Chi come first mover? La suggestione CDP. Immaginiamo questo annuncio: “Cassa Depositi e Prestiti, come Istituto Nazionale di Promozione che ha per missione quella di “promuovere il futuro dell’Italia contribuendo allo sviluppo economico e investendo per la competitività”, annuncia il set up del primo Fondo VC interamente dedicato a investimenti secondari sul mercato growth italiano. Il Fondo avrà una dotazione di €50mln, che saranno investiti in ca. 60 tra le migliori startup / scaleup nazionali: obiettivi di rendimento allineati ai benchmark internazionali”.

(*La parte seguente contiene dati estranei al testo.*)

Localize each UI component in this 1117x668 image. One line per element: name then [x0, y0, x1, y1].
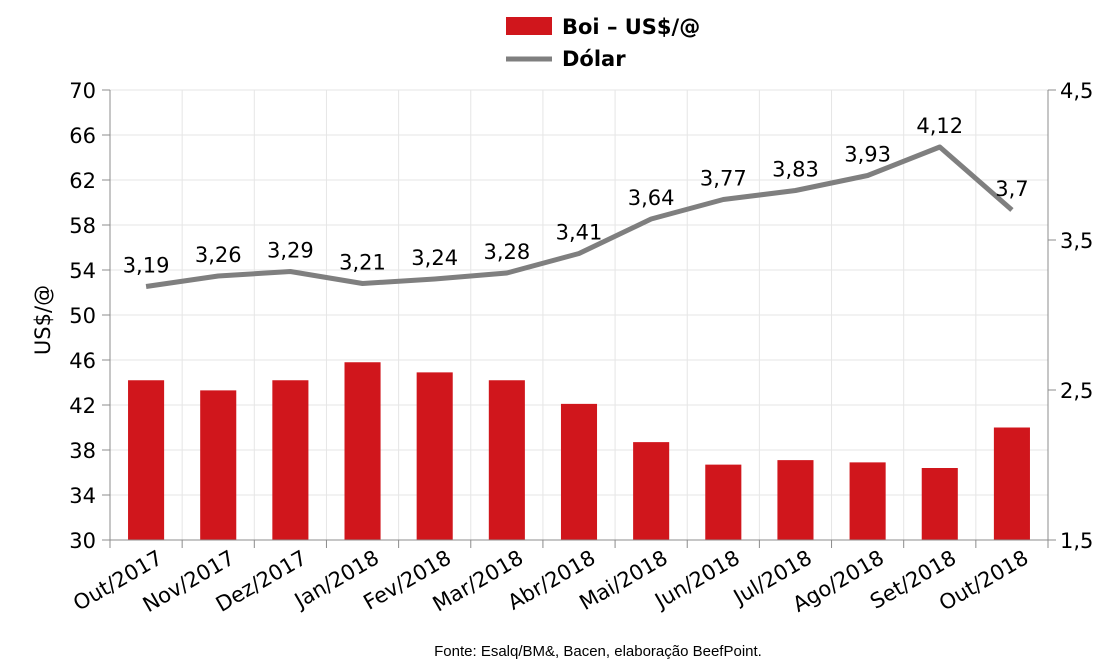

A ben vedere, una tale operazione godrebbe di razionali strategici particolarmente solidi:

i) verrebbe incoraggiata la migliore imprenditoria early stage italiana, coerentemente con la mission di CDP

ii) l’esposizione ampia sull’intero paese, con 60 investimenti, rappresenterebbe una chiara garanzia di imparzialità a tutela di investitori terzi e/o internazionali,

iii) CDP non sarebbe in nessun modo in competizione con i principali player VC già sul mercato né con altri operatori attualmente in fundraising, entrambi interessati a operazioni di mercato primario e

iv) assicurerebbe un portafoglio assolutamente diversificato e con aspettative di rendimento allineate ai migliori standard di mercato, due elementi di chiaro valore per i potenziali LP’s. Il tutto con un assorbimento di risorse di soli €50mln e per di più con la possibilità di gettare le basi per iniziative successive sia a monte (es. un Fondo dedicato a iniziative di mercato primario nella fase più early) sia a valle (es. un Fondo per eventuali follow-up sulle 60 partecipate, focalizzato su investimenti Series B+).

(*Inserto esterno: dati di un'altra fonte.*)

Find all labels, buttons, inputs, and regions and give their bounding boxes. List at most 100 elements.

Conclusione. Acquisire un’esposizione del 5% sulle migliori opportunità del mercato VC italiano, se effettuato tramite investimenti sul mercato secondario, potrebbe costare non più di €50mln: un’occasione forse irripetibile per godere di un’esposizione rilevante su un mercato in crescita, a costi contenuti e con ottime prospettive di ritorni sul capitale. In questo contesto, la sponsorizzazione di un grande operatore nazionale come CDP non rappresenterebbe solo un segnale di forte attenzione ai temi dell’innovazione e dell’imprenditoria, ma soprattutto potrebbe essere il modo migliore per evitare di regalare larghi ritorni ad altri operatori, magari esteri. Un motivo in più, forse, per provarci davvero.